莫顏慢慢地轉動手腕,說:“你以為我沒事會把撞玻璃當做健身運動嗎。”
“醫生不是叫你小心點。”穆青看了看莫顏綁著厚厚紗布的手。
“沒有關係,如果你不能開車的話,我們會送你回去的。”阿徹湊上來,飛快地用後爪將不知道什麼時候藏在椅子底下的紅色旅行袋鉤到身旁。
“阿徹,你什麼時候收拾的行李?”江新城詫異地盯著阿徹身邊的紅色行李袋。
阿徹揚起下巴說:“江新城,你這個麻煩的家夥可以先回去了,現在已經是下班時間了啊。我們會負責送莫顏回家的。”
“送我?”莫顏斜眼看著阿徹說,“你能開車嗎?”阿徹低眉道:“這個嘛……”
穆青拿過莫顏手裏的車鑰匙,不冷不熱地看了阿徹一眼:“我雖然沒有駕照,但至少我開車不會被警察誤以為是馬戲團出來演出了。”
“喂,不要歧視我,法律沒有規定說一條狗不能開車。”阿徹將紅色旅行袋往肩膀上一甩,噔噔地跟著兩個人走向停車場。
到達公寓的時候,天色已經完全黑了下來。
穆青將車停進地下車庫,熄了火。阿徹殷勤地提起旅行袋蹦下車後座,緊跟著兩人走進直達電梯。電梯穩穩地上升,幾秒鍾後輕輕一滯,液晶板上跳出鮮紅的數字19。沉重的金屬門左右劃開後,他們看見了熟悉的走道,熟悉的門牌,一切都好像沒有變過,除了……公寓裏的住客。
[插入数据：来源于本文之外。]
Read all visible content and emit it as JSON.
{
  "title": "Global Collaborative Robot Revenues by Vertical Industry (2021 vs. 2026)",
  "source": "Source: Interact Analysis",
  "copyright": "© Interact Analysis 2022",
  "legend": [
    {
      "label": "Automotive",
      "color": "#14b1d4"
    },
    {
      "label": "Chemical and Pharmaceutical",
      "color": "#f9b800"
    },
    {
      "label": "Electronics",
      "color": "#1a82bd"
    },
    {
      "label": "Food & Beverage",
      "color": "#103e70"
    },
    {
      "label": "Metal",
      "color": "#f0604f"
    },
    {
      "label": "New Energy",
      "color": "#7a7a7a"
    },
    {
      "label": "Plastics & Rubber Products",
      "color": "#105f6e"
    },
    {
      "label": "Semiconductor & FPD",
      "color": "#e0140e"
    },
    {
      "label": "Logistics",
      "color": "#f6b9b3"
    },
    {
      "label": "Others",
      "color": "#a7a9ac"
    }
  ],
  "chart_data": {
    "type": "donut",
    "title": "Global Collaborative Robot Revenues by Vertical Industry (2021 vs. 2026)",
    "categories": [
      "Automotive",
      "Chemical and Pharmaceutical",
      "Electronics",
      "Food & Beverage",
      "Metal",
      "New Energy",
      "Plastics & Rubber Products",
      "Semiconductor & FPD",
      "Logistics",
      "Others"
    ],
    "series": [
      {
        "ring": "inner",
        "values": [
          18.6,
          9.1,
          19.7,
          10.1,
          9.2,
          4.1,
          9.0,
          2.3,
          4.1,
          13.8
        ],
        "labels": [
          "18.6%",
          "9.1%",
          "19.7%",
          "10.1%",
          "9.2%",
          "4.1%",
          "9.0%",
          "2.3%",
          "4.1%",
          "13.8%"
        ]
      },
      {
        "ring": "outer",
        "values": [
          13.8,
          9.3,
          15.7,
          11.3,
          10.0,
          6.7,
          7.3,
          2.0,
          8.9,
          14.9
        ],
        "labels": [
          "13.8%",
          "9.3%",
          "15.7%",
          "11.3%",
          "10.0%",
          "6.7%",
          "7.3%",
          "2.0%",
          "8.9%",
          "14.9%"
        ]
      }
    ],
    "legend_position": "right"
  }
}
莫顏正在手袋裏搜尋鑰匙,穆青卻晃了晃鑰匙說:“我來吧。”
隨著鑰匙的轉動,門鎖哢嚓一聲被推開一條縫隙。房間裏傳來一聲清脆的叮,是微波爐轉動的聲音,隨即有人喊道:“回來了。怎麼這麼晚,今天不是周末嗎?”說話間,一個年輕男人的影子出現在客廳的沙發旁。
他穿著簡單的浴袍,身材略顯瘦高,頭發濕漉漉地貼在額頭上,更顯得臉孔硬朗俊秀。
門完全打開以後,雙方都帶著萬分吃驚的表情對望了很久。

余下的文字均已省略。